Right now I am using this to multiply matrix (4x4)
tmpM.p[0][0] = matA.p[0][0] * matB.p[0][0] + matA.p[0][1] * matB.p[1][0] + matA.p[0][2] * matB.p[2][0] + matA.p[0][3] * matB.p[3][0];
tmpM.p[0][1] = matA.p[0][0] * matB.p[0][1] + matA.p[0][1] * matB.p[1][1] + matA.p[0][2] * matB.p[2][1] + matA.p[0][3] * matB.p[3][1];
tmpM.p[0][2] = matA.p[0][0] * matB.p[0][2] + matA.p[0][1] * matB.p[1][2] + matA.p[0][2] * matB.p[2][2] + matA.p[0][3] * matB.p[3][2];
tmpM.p[0][3] = matA.p[0][0] * matB.p[0][3] + matA.p[0][1] * matB.p[1][3] + matA.p[0][2] * matB.p[2][3] + matA.p[0][3] * matB.p[3][3];
tmpM.p[1][0] = matA.p[1][0] * matB.p[0][0] + matA.p[1][1] * matB.p[1][0] + matA.p[1][2] * matB.p[2][0] + matA.p[1][3] * matB.p[3][0];
tmpM.p[1][1] = matA.p[1][0] * matB.p[0][1] + matA.p[1][1] * matB.p[1][1] + matA.p[1][2] * matB.p[2][1] + matA.p[1][3] * matB.p[3][1];
tmpM.p[1][2] = matA.p[1][0] * matB.p[0][2] + matA.p[1][1] * matB.p[1][2] + matA.p[1][2] * matB.p[2][2] + matA.p[1][3] * matB.p[3][2];
tmpM.p[1][3] = matA.p[1][0] * matB.p[0][3] + matA.p[1][1] * matB.p[1][3] + matA.p[1][2] * matB.p[2][3] + matA.p[1][3] * matB.p[3][3];
tmpM.p[2][0] = matA.p[2][0] * matB.p[0][0] + matA.p[2][1] * matB.p[1][0] + matA.p[2][2] * matB.p[2][0] + matA.p[2][3] * matB.p[3][0];
tmpM.p[2][1] = matA.p[2][0] * matB.p[0][1] + matA.p[2][1] * matB.p[1][1] + matA.p[2][2] * matB.p[2][1] + matA.p[2][3] * matB.p[3][1];
tmpM.p[2][2] = matA.p[2][0] * matB.p[0][2] + matA.p[2][1] * matB.p[1][2] + matA.p[2][2] * matB.p[2][2] + matA.p[2][3] * matB.p[3][2];
tmpM.p[2][3] = matA.p[2][0] * matB.p[0][3] + matA.p[2][1] * matB.p[1][3] + matA.p[2][2] * matB.p[2][3] + matA.p[2][3] * matB.p[3][3];
tmpM.p[3][0] = matA.p[3][0] * matB.p[0][0] + matA.p[3][1] * matB.p[1][0] + matA.p[3][2] * matB.p[2][0] + matA.p[3][3] * matB.p[3][0];
tmpM.p[3][1] = matA.p[3][0] * matB.p[0][1] + matA.p[3][1] * matB.p[1][1] + matA.p[3][2] * matB.p[2][1] + matA.p[3][3] * matB.p[3][1];
tmpM.p[3][2] = matA.p[3][0] * matB.p[0][2] + matA.p[3][1] * matB.p[1][2] + matA.p[3][2] * matB.p[2][2] + matA.p[3][3] * matB.p[3][2];
tmpM.p[3][3] = matA.p[3][0] * matB.p[0][3] + matA.p[3][1] * matB.p[1][3] + matA.p[3][2] * matB.p[2][3] + matA.p[3][3] * matB.p[3][3];
Is this a bad/slow idea?
Will it be more efficient to use a loop?
It will mostly depend on what the compiler manages to figure out from it.

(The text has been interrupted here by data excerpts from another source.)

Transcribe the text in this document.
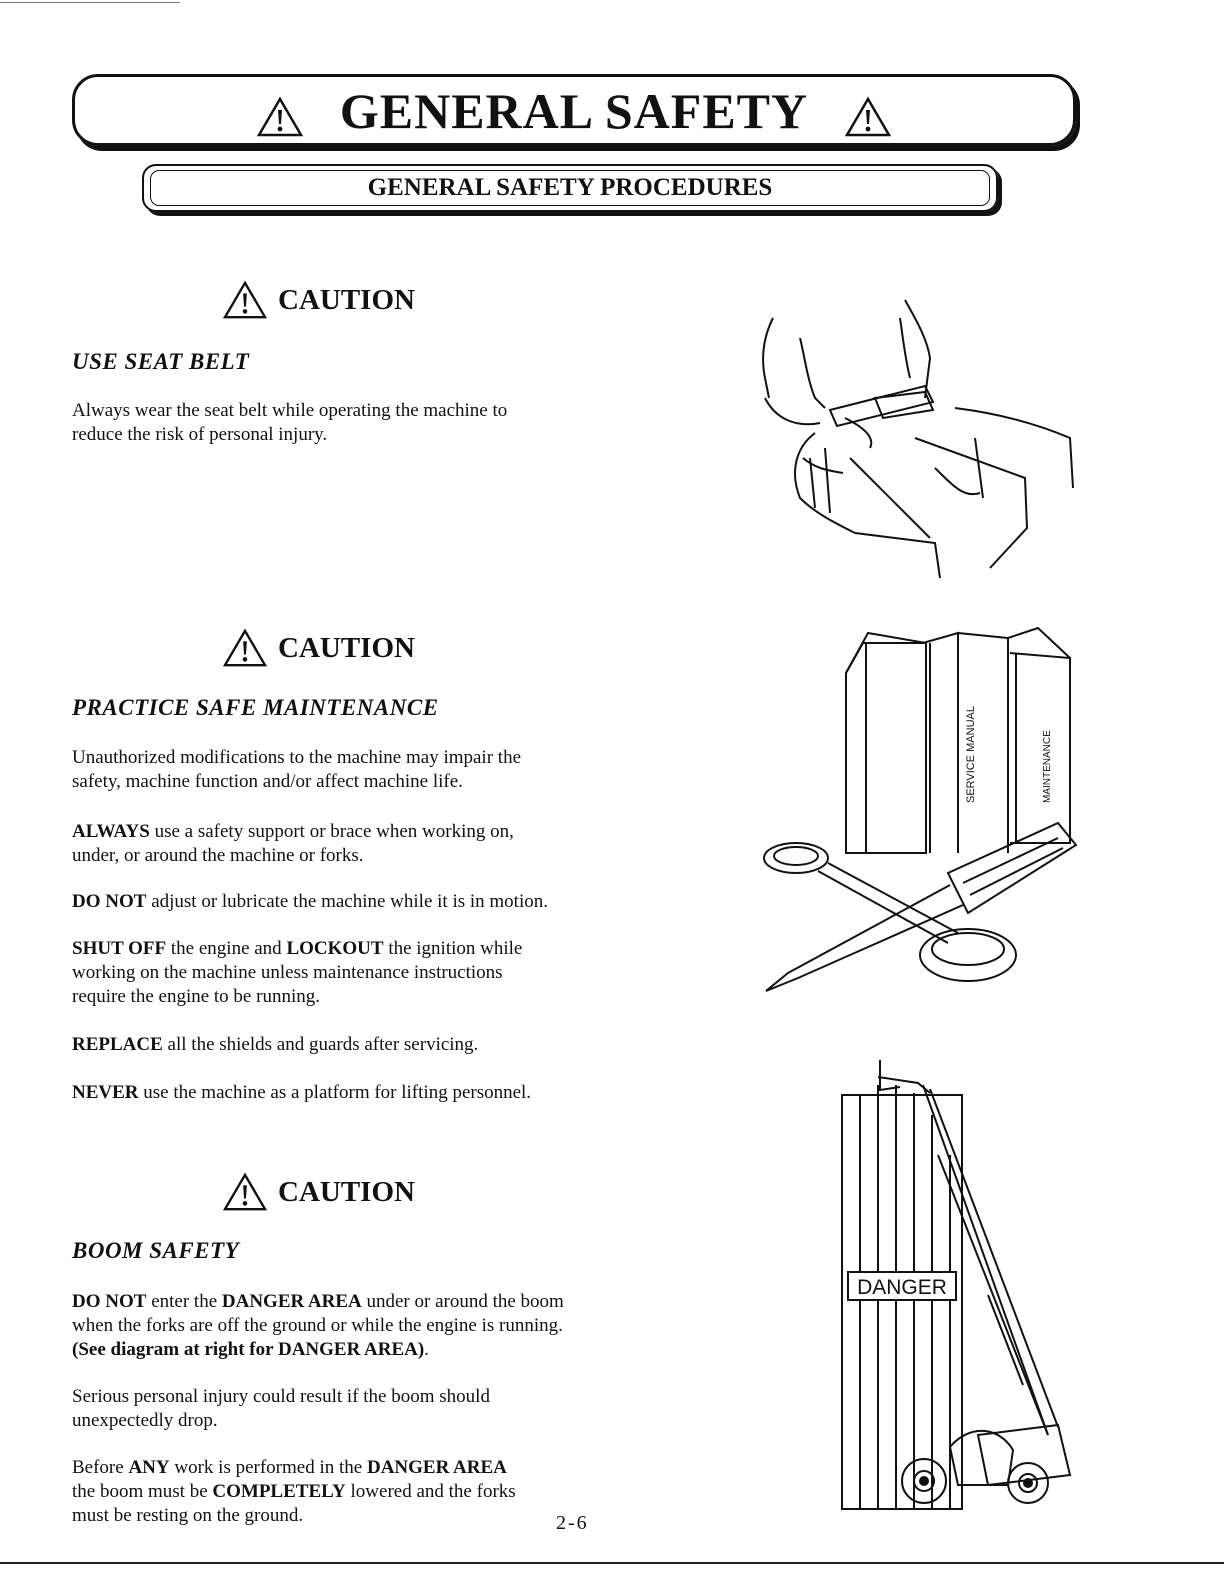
GENERAL SAFETY
GENERAL SAFETY PROCEDURES
CAUTION
USE SEAT BELT
Always wear the seat belt while operating the machine to reduce the risk of personal injury.
CAUTION
PRACTICE SAFE MAINTENANCE
Unauthorized modifications to the machine may impair the safety, machine function and/or affect machine life.
ALWAYS use a safety support or brace when working on, under, or around the machine or forks.
DO NOT adjust or lubricate the machine while it is in motion.
SHUT OFF the engine and LOCKOUT the ignition while working on the machine unless maintenance instructions require the engine to be running.
REPLACE all the shields and guards after servicing.
NEVER use the machine as a platform for lifting personnel.
CAUTION
BOOM SAFETY
DO NOT enter the DANGER AREA under or around the boom when the forks are off the ground or while the engine is running.
(See diagram at right for DANGER AREA).
Serious personal injury could result if the boom should unexpectedly drop.
Before ANY work is performed in the DANGER AREA the boom must be COMPLETELY lowered and the forks must be resting on the ground.
SERVICE MANUAL	MAINTENANCE
DANGER
2-6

If you can't time the operation in a context similar or identical to use (which remains the best way to figure it out), then I would guess a loop with a functor (functor object or lambda) is likely the best bet for the compiler to be able to figure out a cache friendly unroll and a cheap access to the operation.
A half decent modern compiler will also most likely vectorize it on a CPU.